To make a generalized estimate of production performance of the five fields, we have ranked them by a number of geologic parameters. The same ranking has been performed for all areas of the Romashkinskoye oilfield. For the purpose of analysis these areas have been further divided into seven groups by a common integral geologic parameter.

The investigation method involves a correlation analysis of the fluid production and oil recovery profiles at different stages of development of both fields and areas; as well as evaluation of the present-day status of development, in that number with account for the tendency towards operating assets' change.

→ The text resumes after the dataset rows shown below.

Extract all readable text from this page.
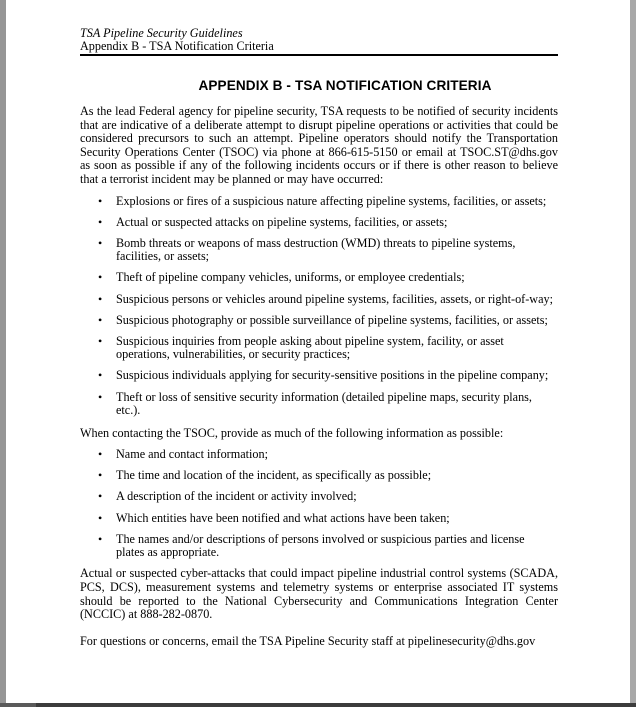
TSA Pipeline Security Guidelines
Appendix B - TSA Notification Criteria
APPENDIX B - TSA NOTIFICATION CRITERIA

As the lead Federal agency for pipeline security, TSA requests to be notified of security incidents that are indicative of a deliberate attempt to disrupt pipeline operations or activities that could be considered precursors to such an attempt. Pipeline operators should notify the Transportation Security Operations Center (TSOC) via phone at 866-615-5150 or email at TSOC.ST@dhs.gov as soon as possible if any of the following incidents occurs or if there is other reason to believe that a terrorist incident may be planned or may have occurred:

• Explosions or fires of a suspicious nature affecting pipeline systems, facilities, or assets;
• Actual or suspected attacks on pipeline systems, facilities, or assets;
• Bomb threats or weapons of mass destruction (WMD) threats to pipeline systems, facilities, or assets;
• Theft of pipeline company vehicles, uniforms, or employee credentials;
• Suspicious persons or vehicles around pipeline systems, facilities, assets, or right-of-way;
• Suspicious photography or possible surveillance of pipeline systems, facilities, or assets;
• Suspicious inquiries from people asking about pipeline system, facility, or asset operations, vulnerabilities, or security practices;
• Suspicious individuals applying for security-sensitive positions in the pipeline company;
• Theft or loss of sensitive security information (detailed pipeline maps, security plans, etc.).

When contacting the TSOC, provide as much of the following information as possible:

• Name and contact information;
• The time and location of the incident, as specifically as possible;
• A description of the incident or activity involved;
• Which entities have been notified and what actions have been taken;
• The names and/or descriptions of persons involved or suspicious parties and license plates as appropriate.

Actual or suspected cyber-attacks that could impact pipeline industrial control systems (SCADA, PCS, DCS), measurement systems and telemetry systems or enterprise associated IT systems should be reported to the National Cybersecurity and Communications Integration Center (NCCIC) at 888-282-0870.

For questions or concerns, email the TSA Pipeline Security staff at pipelinesecurity@dhs.gov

It has been demonstrated that the oil recovery factor and its behavior at different development stages depend to a large extent on reservoir geology. Besides, there is a close correlation between fluid and oil production rates. In mature fields very important factors are status of assets and producing wells' density. Fields and areas have been identified which call for immediate rejuvenation operations.

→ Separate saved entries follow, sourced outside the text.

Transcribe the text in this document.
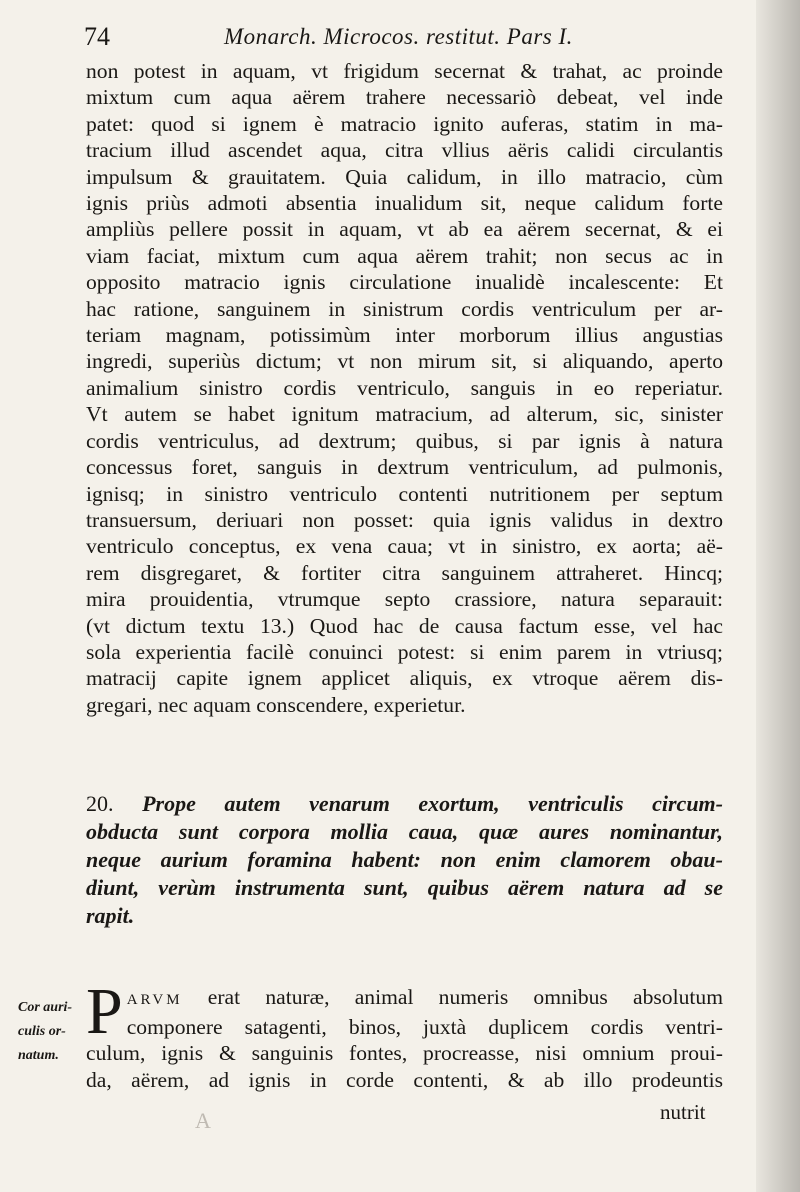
74	Monarch. Microcos. restitut. Pars I.
non potest in aquam, vt frigidum secernat & trahat, ac proinde
mixtum cum aqua aërem trahere necessariò debeat, vel inde
patet: quod si ignem è matracio ignito auferas, statim in ma-
tracium illud ascendet aqua, citra vllius aëris calidi circulantis
impulsum & grauitatem. Quia calidum, in illo matracio, cùm
ignis priùs admoti absentia inualidum sit, neque calidum forte
ampliùs pellere possit in aquam, vt ab ea aërem secernat, & ei
viam faciat, mixtum cum aqua aërem trahit; non secus ac in
opposito matracio ignis circulatione inualidè incalescente: Et
hac ratione, sanguinem in sinistrum cordis ventriculum per ar-
teriam magnam, potissimùm inter morborum illius angustias
ingredi, superiùs dictum; vt non mirum sit, si aliquando, aperto
animalium sinistro cordis ventriculo, sanguis in eo reperiatur.
Vt autem se habet ignitum matracium, ad alterum, sic, sinister
cordis ventriculus, ad dextrum; quibus, si par ignis à natura
concessus foret, sanguis in dextrum ventriculum, ad pulmonis,
ignisq; in sinistro ventriculo contenti nutritionem per septum
transuersum, deriuari non posset: quia ignis validus in dextro
ventriculo conceptus, ex vena caua; vt in sinistro, ex aorta; aë-
rem disgregaret, & fortiter citra sanguinem attraheret. Hincq;
mira prouidentia, vtrumque septo crassiore, natura separauit:
(vt dictum textu 13.) Quod hac de causa factum esse, vel hac
sola experientia facilè conuinci potest: si enim parem in vtriusq;
matracij capite ignem applicet aliquis, ex vtroque aërem dis-
gregari, nec aquam conscendere, experietur.
20. Prope autem venarum exortum, ventriculis circum-
obducta sunt corpora mollia caua, quæ aures nominantur,
neque aurium foramina habent: non enim clamorem obau-
diunt, verùm instrumenta sunt, quibus aërem natura ad se
rapit.
Cor auri-
culis or-
natum.
P ARVM erat naturæ, animal numeris omnibus absolutum
componere satagenti, binos, juxtà duplicem cordis ventri-
culum, ignis & sanguinis fontes, procreasse, nisi omnium proui-
da, aërem, ad ignis in corde contenti, & ab illo prodeuntis
A	nutrit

The relationship between recovery factor and fluid volumes and production rates has been the subject of much investigation. Not infrequently this issue is discussed in connection with forced fluid withdrawal. Oil recovery mechanisms with different fluid production rates may be numerous in number. This complicates construction of adequate mathematical models. Neither does physical simulation on cores reflect all factors which influence the process of filtration at different production rates. This makes many of the researches turn to the analysis of actual performance history at different drive behavior. The results presented may be totally different: from recognition of dependence between oil recovery and development rates to its complete rejection. It appears that both points of view have the right to exist, and the deciding factors are geologic setting, reservoir properties, and fluids' characteristics. This assumption allows the authors to skip whatever review of published papers and present our own results. Novelty element in our study is ranking of being analyzed oil fields and areas according to a number of geological factors [1, 2], which include net pay thickness (m), porosity (%), permeability (µm2), oil saturation (%), net-to-gross ratio (NGR) (decimal fraction), NGR variation, number of pay intervals and its variation, reserves by lithological groups (%), distribution of reserves by formations.

All production parameters have been analyzed in the dimensionless form, as a ratio to original oil-in place (OOIP) in a development target.